For any responsible politician, money – tax payers’ money – is always an ‘object’. As Mrs Thatcher endlessly reminded her colleagues, the government, itself, has no money, only the money it takes from the people. She was right. To declare that there is no limit to what the government is prepared to take from taxpayers for a particular purpose is worse than populism. It is a fundamental and culpable betrayal of public trust. It is, in fact, not dissimilar to the view espoused by Arthur Scargill thirty years ago, when he was asked by the Commons Select Committee during the miners’ strike, how much a pit would have to lose before it became uneconomic and should be shut. He simply replied that there was ‘no limit’.
It is easy to understand why the Prime Minister said what he did. He was caught out in 2007, when he spent time in Africa rather than in his flooded constituency, and the criticism rankled. He will also, doubtless, have been warned by George Osborne, always so much more concerned with political strategy (and America) than with the boring problems of the public purse, that mishandling flooding – as George W. Bush mishandled the aftermath of hurricane Katrina – spells trouble.

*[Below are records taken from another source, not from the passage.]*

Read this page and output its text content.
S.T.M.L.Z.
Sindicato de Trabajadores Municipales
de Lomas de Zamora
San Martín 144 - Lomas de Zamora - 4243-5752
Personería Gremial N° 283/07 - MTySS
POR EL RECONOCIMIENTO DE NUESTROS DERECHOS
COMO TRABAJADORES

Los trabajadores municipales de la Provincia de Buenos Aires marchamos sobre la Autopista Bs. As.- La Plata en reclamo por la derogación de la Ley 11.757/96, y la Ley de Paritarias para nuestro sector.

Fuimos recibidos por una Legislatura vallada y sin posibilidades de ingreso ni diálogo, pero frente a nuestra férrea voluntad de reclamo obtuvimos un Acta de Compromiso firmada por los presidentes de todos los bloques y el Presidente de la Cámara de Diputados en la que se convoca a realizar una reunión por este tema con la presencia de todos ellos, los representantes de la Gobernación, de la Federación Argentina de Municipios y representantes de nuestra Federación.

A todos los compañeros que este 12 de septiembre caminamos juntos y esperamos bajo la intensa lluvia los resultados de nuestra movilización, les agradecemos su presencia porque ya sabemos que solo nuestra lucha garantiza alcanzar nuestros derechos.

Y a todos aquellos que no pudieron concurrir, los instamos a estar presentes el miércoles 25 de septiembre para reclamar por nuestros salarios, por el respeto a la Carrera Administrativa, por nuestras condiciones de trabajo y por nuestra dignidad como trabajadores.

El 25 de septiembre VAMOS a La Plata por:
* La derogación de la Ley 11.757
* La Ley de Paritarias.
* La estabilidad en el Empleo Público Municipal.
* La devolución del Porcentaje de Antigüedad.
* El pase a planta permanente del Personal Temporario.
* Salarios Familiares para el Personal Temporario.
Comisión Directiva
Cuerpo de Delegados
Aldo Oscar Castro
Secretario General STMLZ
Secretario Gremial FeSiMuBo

More immediately, Mr Cameron is panic-stricken by the campaign, spearheaded by the Daily Mail, aimed at having money taken from the Overseas Aid budget for flood aid back at home.
But, still, ‘money no object’? No one has the faintest idea how much money it will take to address the results, let alone the causes (to the extent they can be determined), of the storms and floods. The Prime Minister sometimes, of course, thinks that green policies can be summed up with a four letter word. But more recently he has suggested that man-made climate change has made the dreadful weather. In that case, the sky is almost literally the limit. At a more prosaic level, Mr Cameron’s pledge will make Owen Paterson, the Environment Secretary’s task a nightmare. How will Mr Paterson be able to resist demands from Lord Smith, or his successor, at the Environment Agency, or the demands of hundreds of drenched communities for public money? How will Mr Paterson be able to say ‘no’ when the insurance companies demand subsidies to cover submersible dwellings? How will people be persuaded to abandon settlements that are simply not sustainable, if there is no limit to what government will spend on their defence?
Writing, as I do, in Cornwall – how will Mr Cameron refuse me the option of not just a speedily restored rail link at Dawlish, but the construction of other alternative rail links, and airport links as well? (Somehow, I think he’ll manage that).
The folly of what he has said will, however, become truly apparent in the lead up to the next election. The best hope that the Conservatives have of beating off Labour, and seeing off UKIP, is by demonstrating the credibility of their economic management. That credibility is now in tatters. Almost all the cuts in public spending intended to bring the structural budget deficit into balance, let alone to allow for tax cuts, have been pencilled in for after the next election. They are paper promises.
But at least the optimists – those who would bet on Messrs Cameron’s and Osborne’s Conservative instincts – could hope that, freed from Lib-Dem obstruction, a Tory government would after 2015 meet its declared objectives. Can anyone now believe that? If open cheques are so easily offered in this emergency, how many more will follow? Far from hoping to see an end to ‘protected’ budgets (the NHS, Education, Aid) we may now see more such protection, and then the busting of any remaining limits whenever the decibels of protest mount.
Mr Cameron has made an unforced error. He knew what he was doing. It fits entirely into a way of looking at politics that his hero, Harold Macmillan, would have understood. That ‘money is no object’ is undoubtedly what people from certain wealthy backgrounds are brought up to believe. It is also why the Conservative Party, until recently, gave up picking its leaders from Eton.